(Warning: I am not a physicist; I learnt a bit of about QM from my physics classes, the Sequences, Feynmann Lectures on Physics, and Good and Real, but I don’t claim to even understand all that’s in there)
I’m not sure I totally understand your question, but I’ll take a stab at answering:
The important thing is configuration space, and spatial distance is just one part of that; there is just one configuration space over which the quantum wave-function is defined, and points in configuration space correspond to “universe states” (the position, spin, etc. of all particles).
So two points in configuration space A and B “interfere” if they are similar enough that both can “evolve” into state C, i.e. state C’s amplitude will be function of A and B’s amplitudes. The more different A and B are, the less likely they are to have shared “descendant states” (or more precisely, descendant states of non-infinitesimal amplitude), so the more they can be treated like “parallel branches of the universe”. Differences between A and B can be in psychical distance of particles, but also of polarity/spin, etc. - as long as the distance is significant on one axis (say spin of a single particle), physical distance shouldn’t matter.
I think spin could be an example of “another axis” you’re looking for (though even thinking in terms of Axis may be a bit misleading, since all the attributes aren’t nice and orthogonal like positions in cartesian space).
This is pretty much correct, but to be more general and not just restrict yourself to the position basis, you can talk about the wavefunction in general, in terms of the eigenvector basis.
Two states ‘strongly interact’ if they share many of their high-amplitude eigenvectors. This is because eigenvectors evolve independently, and so if you have two states that do not share many eigenvectors, they will also evolve independently.
In the position basis, this winds up being much the same as having particles far from each other. In the momentum basis, it’s less intuitive. You can have states with very similar representations in this basis but nevertheless very different eigenvector expansions.
I must admit I have very little understanding of how eigenvectors fit in with QM. I’ll have to read up more on that, thanks for pointing out holes in my knowledge (though in the domain of QM, there are a lot of holes).
(Warning: I am not a physicist; I learnt a bit of about QM from my physics classes, the Sequences, Feynmann Lectures on Physics, and Good and Real, but I don’t claim to even understand all that’s in there)
I’m not sure I totally understand your question, but I’ll take a stab at answering:
The important thing is configuration space, and spatial distance is just one part of that; there is just one configuration space over which the quantum wave-function is defined, and points in configuration space correspond to “universe states” (the position, spin, etc. of all particles).
So two points in configuration space A and B “interfere” if they are similar enough that both can “evolve” into state C, i.e. state C’s amplitude will be function of A and B’s amplitudes.

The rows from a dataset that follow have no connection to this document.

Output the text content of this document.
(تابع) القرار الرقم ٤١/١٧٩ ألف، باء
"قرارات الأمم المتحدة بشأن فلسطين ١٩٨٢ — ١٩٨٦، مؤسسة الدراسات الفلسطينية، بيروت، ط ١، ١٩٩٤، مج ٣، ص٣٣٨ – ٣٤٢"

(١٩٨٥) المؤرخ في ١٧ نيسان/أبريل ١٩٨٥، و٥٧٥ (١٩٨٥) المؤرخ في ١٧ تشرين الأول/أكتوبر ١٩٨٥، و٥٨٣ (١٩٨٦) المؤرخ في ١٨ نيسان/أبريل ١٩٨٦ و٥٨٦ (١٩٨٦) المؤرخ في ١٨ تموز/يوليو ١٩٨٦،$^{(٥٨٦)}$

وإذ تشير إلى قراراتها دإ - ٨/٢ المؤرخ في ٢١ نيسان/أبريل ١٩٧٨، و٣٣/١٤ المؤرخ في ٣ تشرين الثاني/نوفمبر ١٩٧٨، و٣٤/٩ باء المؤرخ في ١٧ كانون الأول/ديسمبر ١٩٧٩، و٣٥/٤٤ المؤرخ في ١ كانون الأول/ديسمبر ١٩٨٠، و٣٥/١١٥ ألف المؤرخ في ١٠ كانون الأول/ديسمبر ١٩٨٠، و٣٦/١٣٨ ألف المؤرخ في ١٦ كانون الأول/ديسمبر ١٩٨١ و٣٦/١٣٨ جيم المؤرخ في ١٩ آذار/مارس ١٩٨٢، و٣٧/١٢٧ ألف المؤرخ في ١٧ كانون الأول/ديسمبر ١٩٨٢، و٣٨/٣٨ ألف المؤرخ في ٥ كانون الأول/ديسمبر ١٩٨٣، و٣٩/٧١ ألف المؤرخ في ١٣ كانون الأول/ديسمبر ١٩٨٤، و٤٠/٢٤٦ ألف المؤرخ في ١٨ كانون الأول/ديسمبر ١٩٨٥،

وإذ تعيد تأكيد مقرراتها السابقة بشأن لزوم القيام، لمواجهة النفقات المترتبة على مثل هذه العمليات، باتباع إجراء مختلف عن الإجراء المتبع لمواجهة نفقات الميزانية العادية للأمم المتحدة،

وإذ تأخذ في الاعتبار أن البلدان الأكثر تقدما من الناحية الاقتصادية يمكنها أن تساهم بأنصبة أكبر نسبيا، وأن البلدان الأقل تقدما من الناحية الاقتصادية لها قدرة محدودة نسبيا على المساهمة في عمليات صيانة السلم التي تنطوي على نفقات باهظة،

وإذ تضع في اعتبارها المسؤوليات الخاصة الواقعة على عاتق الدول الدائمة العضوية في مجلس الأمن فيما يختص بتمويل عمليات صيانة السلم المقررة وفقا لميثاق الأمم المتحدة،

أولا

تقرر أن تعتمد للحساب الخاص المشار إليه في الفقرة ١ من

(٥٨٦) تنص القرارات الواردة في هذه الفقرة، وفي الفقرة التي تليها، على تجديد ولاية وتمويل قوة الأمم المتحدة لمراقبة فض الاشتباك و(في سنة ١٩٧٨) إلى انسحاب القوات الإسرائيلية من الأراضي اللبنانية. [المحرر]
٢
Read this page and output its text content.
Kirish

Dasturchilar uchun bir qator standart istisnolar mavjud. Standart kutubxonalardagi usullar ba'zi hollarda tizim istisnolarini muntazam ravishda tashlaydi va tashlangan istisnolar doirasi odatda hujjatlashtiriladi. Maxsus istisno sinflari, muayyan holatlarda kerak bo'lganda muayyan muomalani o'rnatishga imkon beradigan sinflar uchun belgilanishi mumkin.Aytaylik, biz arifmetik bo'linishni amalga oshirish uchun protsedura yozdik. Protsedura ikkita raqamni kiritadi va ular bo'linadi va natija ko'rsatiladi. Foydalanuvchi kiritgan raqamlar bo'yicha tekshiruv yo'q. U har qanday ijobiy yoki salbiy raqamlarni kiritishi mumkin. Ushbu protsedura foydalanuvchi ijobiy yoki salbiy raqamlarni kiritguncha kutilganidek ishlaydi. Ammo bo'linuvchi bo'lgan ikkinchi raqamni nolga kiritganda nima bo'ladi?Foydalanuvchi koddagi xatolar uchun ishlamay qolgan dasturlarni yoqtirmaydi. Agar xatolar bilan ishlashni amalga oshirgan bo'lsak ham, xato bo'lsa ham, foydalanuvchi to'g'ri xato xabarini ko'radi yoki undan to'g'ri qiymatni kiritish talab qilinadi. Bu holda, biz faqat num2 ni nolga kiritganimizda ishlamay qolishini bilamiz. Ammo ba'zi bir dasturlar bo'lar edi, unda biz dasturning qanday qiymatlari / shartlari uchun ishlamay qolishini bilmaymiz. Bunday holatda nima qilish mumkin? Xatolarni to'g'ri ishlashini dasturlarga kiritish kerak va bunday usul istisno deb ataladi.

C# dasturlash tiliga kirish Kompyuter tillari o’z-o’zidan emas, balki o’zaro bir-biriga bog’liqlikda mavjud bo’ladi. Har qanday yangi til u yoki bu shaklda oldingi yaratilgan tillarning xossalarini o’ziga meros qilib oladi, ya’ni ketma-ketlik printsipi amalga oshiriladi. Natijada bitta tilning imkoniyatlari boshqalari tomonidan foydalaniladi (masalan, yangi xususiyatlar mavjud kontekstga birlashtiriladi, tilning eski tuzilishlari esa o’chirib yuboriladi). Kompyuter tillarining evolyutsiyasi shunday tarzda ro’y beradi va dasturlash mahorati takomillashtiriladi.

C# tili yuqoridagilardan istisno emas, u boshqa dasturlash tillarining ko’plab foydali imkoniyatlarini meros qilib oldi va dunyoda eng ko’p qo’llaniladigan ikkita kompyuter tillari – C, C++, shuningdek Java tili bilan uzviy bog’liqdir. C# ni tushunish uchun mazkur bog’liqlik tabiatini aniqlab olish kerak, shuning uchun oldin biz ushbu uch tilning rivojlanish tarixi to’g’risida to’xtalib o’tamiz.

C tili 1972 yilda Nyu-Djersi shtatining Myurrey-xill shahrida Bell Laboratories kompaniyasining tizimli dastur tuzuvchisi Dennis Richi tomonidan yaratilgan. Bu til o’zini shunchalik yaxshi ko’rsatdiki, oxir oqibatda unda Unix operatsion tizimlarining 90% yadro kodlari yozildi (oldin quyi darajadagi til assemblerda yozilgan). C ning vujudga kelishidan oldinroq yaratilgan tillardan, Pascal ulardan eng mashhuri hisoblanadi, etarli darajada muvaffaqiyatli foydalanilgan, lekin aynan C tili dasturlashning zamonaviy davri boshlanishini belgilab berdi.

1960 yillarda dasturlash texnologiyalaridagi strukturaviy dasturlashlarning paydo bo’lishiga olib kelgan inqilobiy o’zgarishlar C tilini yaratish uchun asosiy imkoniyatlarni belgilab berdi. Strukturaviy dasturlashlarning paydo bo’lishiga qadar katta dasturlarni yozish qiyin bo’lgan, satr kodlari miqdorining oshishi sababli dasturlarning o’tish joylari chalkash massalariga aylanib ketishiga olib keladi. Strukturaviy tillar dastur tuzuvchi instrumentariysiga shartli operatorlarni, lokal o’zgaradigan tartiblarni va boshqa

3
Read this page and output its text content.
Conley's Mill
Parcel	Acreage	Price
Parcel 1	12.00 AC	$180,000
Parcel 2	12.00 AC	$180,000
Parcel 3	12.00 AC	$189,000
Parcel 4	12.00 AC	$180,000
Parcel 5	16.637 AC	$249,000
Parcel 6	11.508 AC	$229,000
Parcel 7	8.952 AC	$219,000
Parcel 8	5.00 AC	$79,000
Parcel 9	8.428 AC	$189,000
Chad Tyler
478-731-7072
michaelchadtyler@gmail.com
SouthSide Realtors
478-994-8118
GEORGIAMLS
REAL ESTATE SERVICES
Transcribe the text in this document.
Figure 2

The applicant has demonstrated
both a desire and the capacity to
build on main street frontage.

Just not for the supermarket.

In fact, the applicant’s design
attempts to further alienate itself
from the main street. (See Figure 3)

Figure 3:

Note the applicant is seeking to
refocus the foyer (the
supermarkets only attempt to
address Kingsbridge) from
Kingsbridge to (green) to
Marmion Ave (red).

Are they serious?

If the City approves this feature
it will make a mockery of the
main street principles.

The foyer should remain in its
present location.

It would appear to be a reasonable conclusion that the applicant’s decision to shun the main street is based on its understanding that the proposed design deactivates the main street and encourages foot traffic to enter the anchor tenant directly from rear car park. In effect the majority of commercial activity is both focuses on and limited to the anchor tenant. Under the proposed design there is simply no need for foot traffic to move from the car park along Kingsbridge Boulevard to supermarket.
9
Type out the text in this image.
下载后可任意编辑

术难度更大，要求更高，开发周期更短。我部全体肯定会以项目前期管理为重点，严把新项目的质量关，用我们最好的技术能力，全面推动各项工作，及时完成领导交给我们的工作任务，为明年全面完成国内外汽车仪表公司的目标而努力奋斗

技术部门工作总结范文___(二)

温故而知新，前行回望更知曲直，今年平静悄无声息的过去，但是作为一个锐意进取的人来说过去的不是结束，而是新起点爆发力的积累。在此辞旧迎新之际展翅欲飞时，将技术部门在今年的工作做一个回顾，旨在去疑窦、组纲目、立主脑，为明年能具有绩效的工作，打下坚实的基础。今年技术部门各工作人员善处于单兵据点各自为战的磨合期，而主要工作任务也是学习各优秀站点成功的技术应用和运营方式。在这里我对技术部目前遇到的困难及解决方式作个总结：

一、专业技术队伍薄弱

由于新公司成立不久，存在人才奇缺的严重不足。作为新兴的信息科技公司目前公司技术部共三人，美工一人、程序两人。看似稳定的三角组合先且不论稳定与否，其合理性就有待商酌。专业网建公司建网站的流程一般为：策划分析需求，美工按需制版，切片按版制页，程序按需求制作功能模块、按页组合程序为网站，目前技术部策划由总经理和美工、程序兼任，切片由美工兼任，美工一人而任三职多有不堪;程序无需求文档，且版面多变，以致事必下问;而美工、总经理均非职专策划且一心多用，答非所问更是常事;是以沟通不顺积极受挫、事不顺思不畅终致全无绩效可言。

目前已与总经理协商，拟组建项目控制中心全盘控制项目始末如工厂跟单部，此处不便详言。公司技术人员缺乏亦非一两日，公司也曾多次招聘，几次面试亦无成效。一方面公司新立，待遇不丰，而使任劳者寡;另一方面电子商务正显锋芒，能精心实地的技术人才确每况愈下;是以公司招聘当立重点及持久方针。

The more different A and B are, the less likely they are to have shared “descendant states” (or more precisely, descendant states of non-infinitesimal amplitude), so the more they can be treated like “parallel branches of the universe”. Differences between A and B can be in psychical distance of particles, but also of polarity/spin, etc. - as long as the distance is significant on one axis (say spin of a single particle), physical distance shouldn’t matter.
I think spin could be an example of “another axis” you’re looking for (though even thinking in terms of Axis may be a bit misleading, since all the attributes aren’t nice and orthogonal like positions in cartesian space).
This is pretty much correct, but to be more general and not just restrict yourself to the position basis, you can talk about the wavefunction in general, in terms of the eigenvector basis.
Two states ‘strongly interact’ if they share many of their high-amplitude eigenvectors. This is because eigenvectors evolve independently, and so if you have two states that do not share many eigenvectors, they will also evolve independently.
In the position basis, this winds up being much the same as having particles far from each other. In the momentum basis, it’s less intuitive. You can have states with very similar representations in this basis but nevertheless very different eigenvector expansions.
I must admit I have very little understanding of how eigenvectors fit in with QM. I’ll have to read up more on that, thanks for pointing out holes in my knowledge (though in the domain of QM, there are a lot of holes).